= Center for the Partially Sighted =

U.S. non-profit organization

The Center for the Partially Sighted is an American non-profit organization with the goal of promoting independent living for people with visual impairments. The center was founded in 1978 by Sam Genensky and two associates as an outreach program of the Santa Monica Hospital (now the Santa Monica – UCLA Medical Center).

The Center works with persons who have partial to profound vision loss as a result of macular degeneration, glaucoma, strokes, cataracts, complications of diabetes, retinitis pigmentosa, cortical visual impairment, retinopathy of prematurity, atrophy of the optic nerve, albinism, and eye injury. It provides several services to persons from these conditions, including optometric counseling, life counseling, rehabilitation assistance, and specialized programs such as residential visits to advise in making living areas more liveable.
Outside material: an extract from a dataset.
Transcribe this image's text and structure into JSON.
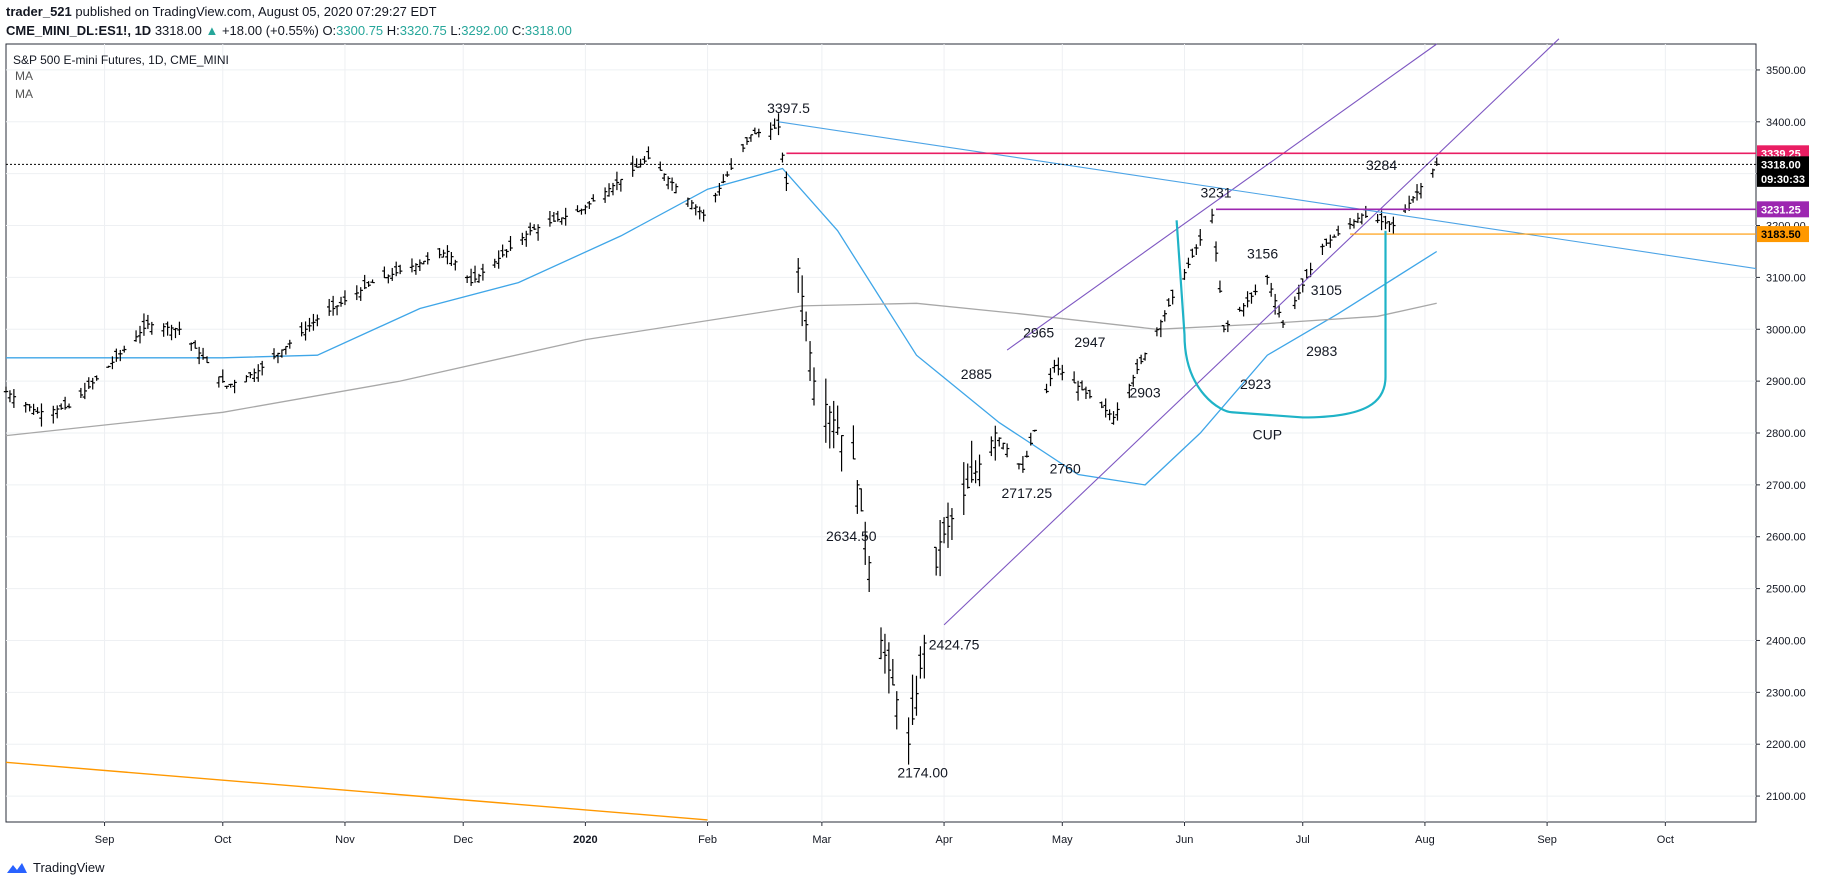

The Center has five offices, all in California. The Main Office and Pasadena/Eagle Rock Office are in Los Angeles; the Valley Office is in Tarzana; the Central Coast Office is in San Luis Obispo; and the South Bay Office is in Torrance. With prior arrangements, language translators are available at these offices. The Los Angeles office serves about 2,300 persons per year.

The Center charges for its services, but reduces or eliminates the charge depending on a person's financial resources. It receives grants from government agencies and donations from private foundations. One such grant established the George and Reva Graziado Institute for Low Vision Education, a subsidiary of the Center. This Institute administers a Continuing Education Program, which provides Continuing Education Credits (CEU) on low-vision rehabilitation topics, and is approved for optometrists, psychologists, social workers, MFTs, nurses and other rehabilitation specialists. The Institute also administers a Low Vision Internship and Residency Program, which provides fourth-year internships to fourth-year optometry students from the Southern California College of Optometry (located in Fullerton, California). It also extends a residency invitation to an Optometry graduate each year.